Johnson hadn’t missed a game in his previous two NFL seasons, so his policy came in at a bargain price of 8 percent. Or in actual terms, in your $100 office league, you’d have paid $8 to cover him for the season. (A $200 league would be $16; $300 league would be $24; and so on.) If a covered player gets injured for the minimum amount of time (i.e., nine or more games), Rotosurance reimburses your entry fee and any miscellaneous research investments such as study guides and draft preparation kits (no receipts required).
Like the sleeper tight end you draft in the seventh round, though, Rotosurance is still fairly unknown. “Really?!” exclaims Jack Paskell, my former landlord who has a near-pathological obsession with fantasy football, when I tell him about it. “I’ve never even heard of something like that,” he adds, dumbfounded by the notion of being able to hedge his fantasy bets.
“Gotta say, it’s not something I’ve ever considered,” says Andy Behrens, a veteran fantasy pro with Yahoo! Sports. “I recommend people not take on entry fees they can’t afford to lose. Also, I’m not sure how the pricing would work across high-stakes leagues.”
“I can’t imagine ever being so serious about fantasy to take out insurance,” adds David Aisner, the commissioner of the fantasy baseball league I’ve been apart of for the last 20 years. “This feels like it’s targeting a tier of fantasy dork that somehow exceeds my own.”
I drop by the forums at The Huddle, an online destination for fantasy football fanatics, to see if they’d consider underwriting their fictional football stars. Reactions varied:
Chief Dick: Kiss my Grits with this nonsense.
LordOpie: MEL Magazine sounds like something for the alternative sector… nttawwt
Stevegrab: Fantasy sports insurance, nope not worth it. Maybe for the Muto’s of the world.

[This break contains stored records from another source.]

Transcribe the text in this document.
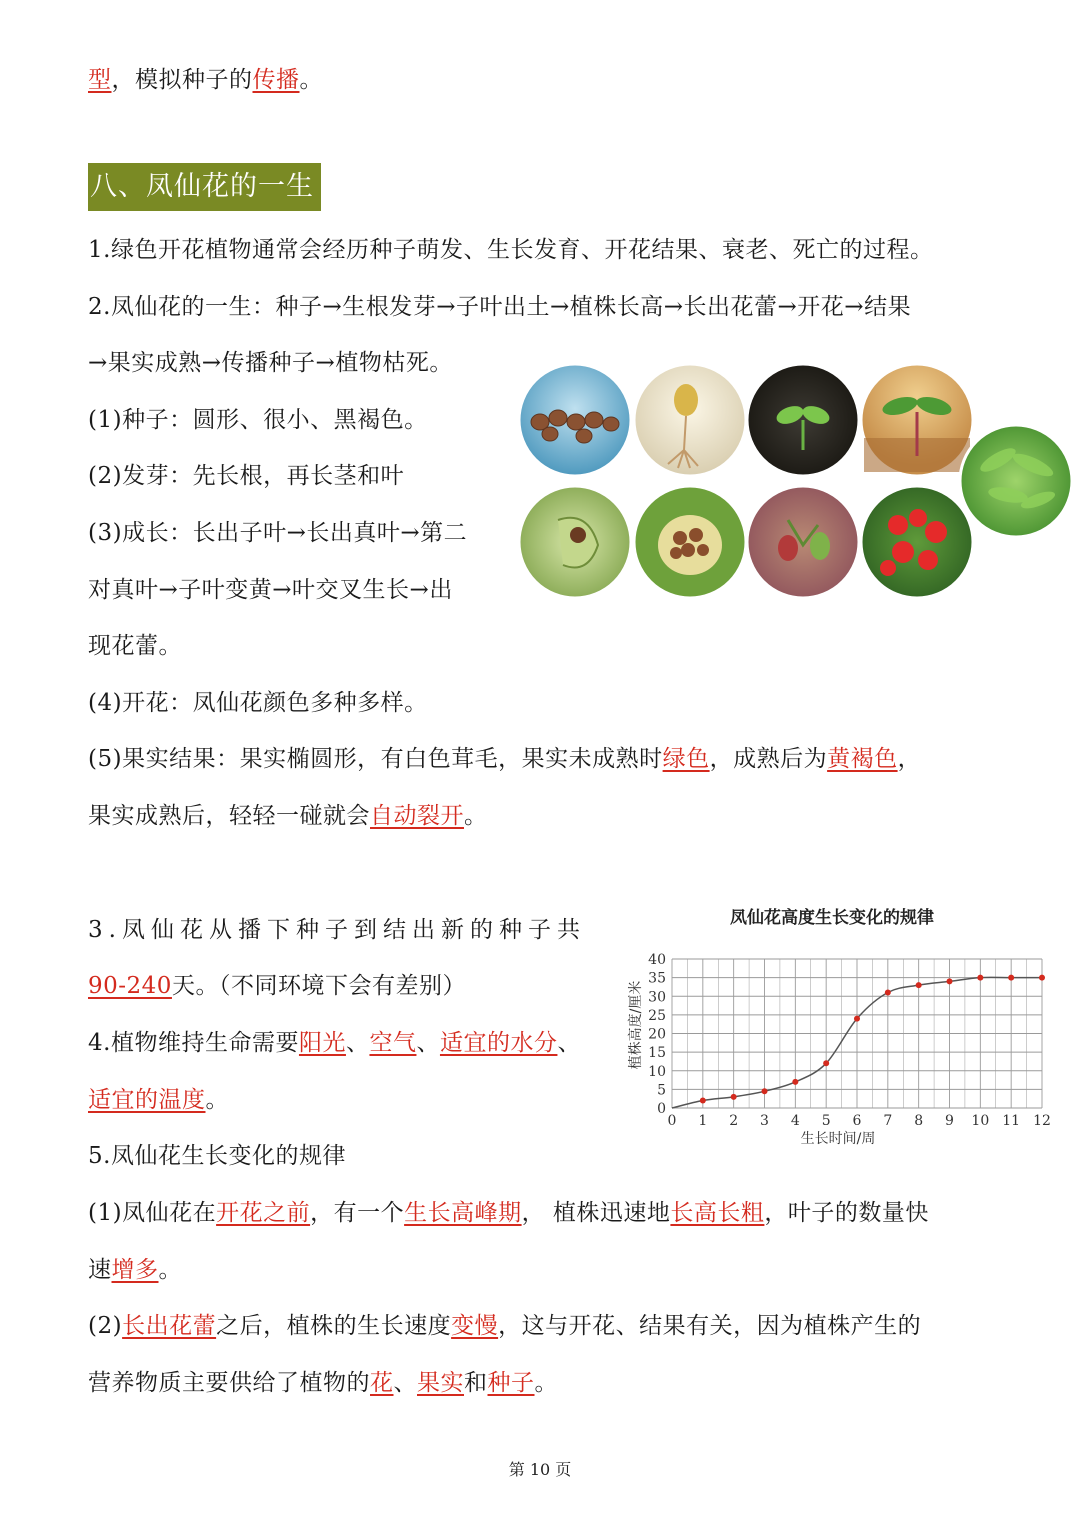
型，模拟种子的传播。
八、凤仙花的一生
1.绿色开花植物通常会经历种子萌发、生长发育、开花结果、衰老、死亡的过程。
2.凤仙花的一生：种子→生根发芽→子叶出土→植株长高→长出花蕾→开花→结果
→果实成熟→传播种子→植物枯死。
(1)种子：圆形、很小、黑褐色。
(2)发芽：先长根，再长茎和叶
(3)成长：长出子叶→长出真叶→第二
对真叶→子叶变黄→叶交叉生长→出
现花蕾。
(4)开花：凤仙花颜色多种多样。
(5)果实结果：果实椭圆形，有白色茸毛，果实未成熟时绿色，成熟后为黄褐色，
果实成熟后，轻轻一碰就会自动裂开。
3.凤仙花从播下种子到结出新的种子共
90-240天。（不同环境下会有差别）
4.植物维持生命需要阳光、空气、适宜的水分、
适宜的温度。
凤仙花高度生长变化的规律
0 1 2 3 4 5 6 7 8 9 10 11 12
0
5
10
15
20
25
30
35
40
生长时间/周
植株高度/厘米
5.凤仙花生长变化的规律
(1)凤仙花在开花之前，有一个生长高峰期， 植株迅速地长高长粗，叶子的数量快
速增多。
(2)长出花蕾之后，植株的生长速度变慢，这与开花、结果有关，因为植株产生的
营养物质主要供给了植物的花、果实和种子。
第 10 页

Stevegrab is referring to Henry Muto, the two-time national high-stakes fantasy football champion with winnings in the six-figures. Entrance fees to high-stakes fantasy football leagues — the biggest being the Fantasy Football Players Championship, the Fantasy Football World Championship and the National Fantasy Football Championship — are around $1,600 to $2,000 per team.
Presumably, it’s these hungry sharks who would be most interested in protecting their pseudo squads. Flaherty, of course, welcomes them. “Users can request any amount,” he explains. “A $10,000 entry fee will be covered the same as any of our other policies.” Flaherty, however, has his eye on a different prize: He wants to pursue partnerships with daily fantasy leagues like DraftKings and FanDuel and hopes to integrate insurance options on their site. So instead of having to come to Rotosurance, you could check a box at the bottom of your DraftKings lineup opting in to insure your players.
For a final bit of wisdom, I turn to a real pro — Arnie Wexler, a certified compulsive gambling counselor and author of All Bets Are Off: Losers, Liars and Recovering from Gambling Addiction. “I know people who buy insurance on their life,” he tells me, “and I know people who would never do it because they think they are pissing away money betting on themselves to die. That’s the mind of an addicted gambler versus a normal person. It sounds silly to me that an addicted gambler — with the giant ego that we all have — would want to piss away money on insurance.”
“That said,” he continues, “I do think it would make sense for a normal person who wanted to protect themselves from losing a lot of money.”